While Nicci Daly tucked away her effort, both Gillian Pinder and Roisin Upton failed to convert theirs, so when Sara McManus fired home a stoke, awarded after McFerran had fouled Kate Wright when she attempted to round the goalkeeper, that had Ireland on the verge of defeat.

But that was to be the end of Canada’s shoot-out scoring, McFerran thwarting all their remaining efforts while Bethany Barr, Chloe Watkins and Roisin Upton calmly put away theirs. Watkins’ score forced the drama in to sudden death, Upton putting Ireland 4-3 up. And that drama intensified when Canada referred their final miss to the video umpire, hoping she would spot a foul by McFerran, so while the Irish players and their supporters initially celebrated, a hush fell over the ground as the decision was checked.

And then came the reply from the umpire, it was music to Irish ears: “No clear reason to change your decision.” The place erupted.

“I’m just so incredibly proud of this bunch of players,” said captain Katie Mullan. “We have worked so hard, some of us have put in 10, 12 years, and it’s also for all the players that have gone before us. All those who committed so much of their lives to international hockey and never made it to an Olympics. We are representing them. I am so delighted.”

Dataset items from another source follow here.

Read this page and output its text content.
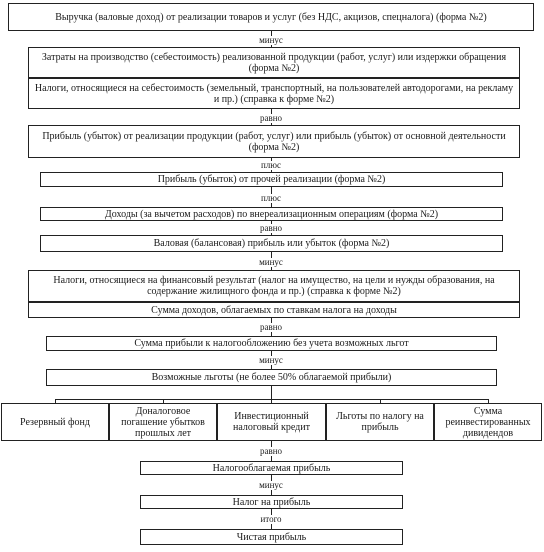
Выручка (валовые доход) от реализации товаров и услуг (без НДС, акцизов, спецналога) (форма №2)
минус
Затраты на производство (себестоимость) реализованной продукции (работ, услуг) или издержки обращения (форма №2)
Налоги, относящиеся на себестоимость (земельный, транспортный, на пользователей автодорогами, на рекламу и пр.) (справка к форме №2)
равно
Прибыль (убыток) от реализации продукции (работ, услуг) или прибыль (убыток) от основной деятельности (форма №2)
плюс
Прибыль (убыток) от прочей реализации (форма №2)
плюс
Доходы (за вычетом расходов) по внереализационным операциям (форма №2)
равно
Валовая (балансовая) прибыль или убыток (форма №2)
минус
Налоги, относящиеся на финансовый результат (налог на имущество, на цели и нужды образования, на содержание жилищного фонда и пр.) (справка к форме №2)
Сумма доходов, облагаемых по ставкам налога на доходы
равно
Сумма прибыли к налогообложению без учета возможных льгот
минус
Возможные льготы (не более 50% облагаемой прибыли)
Резервный фонд
Доналоговое погашение убытков прошлых лет
Инвестиционный налоговый кредит
Льготы по налогу на прибыль
Сумма реинвестированных дивидендов
равно
Налогооблагаемая прибыль
минус
Налог на прибыль
итого
Чистая прибыль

Tyrone woman Shirley McCay, who won her 301st cap for Ireland on Sunday evening, had planned on retiring after the World Cup, but she had so much belief in this side’s potential she decided to give it one more year. Now, after helping them achieve their Olympic dream, she’ll have to give it another.

After all the heartache, after coming within 60 minutes of qualifying for the last two Olympics only to fall at the final hurdle, it’s mission accomplished. It’s some story.

IRELAND: A McFerran; R Upton, K Mullan (capt), S McCay, E Tice, B Barr, C Watkins, L Colvin, N Daly, A O’Flanagan, Z Wilson. Rolling subs: S Barr, N Evans, G Pinder, H Matthews, E Murphy, S Hawkshaw, D Duke.

CANADA: K Williams; K Wright (capt), D Hennig, R Donohoe, K Johansen, N Sourisseau, S McManus, A Woodcroft, B Stairs, S Johnston, S Norlander. Rolling subs: A Lee, E Wong, H Haughn, N Woodcroft, M Secco, R Harris, K Leahy.

Umpires: Annelize Rostron (South Africa) and Michelle Meister (Germany).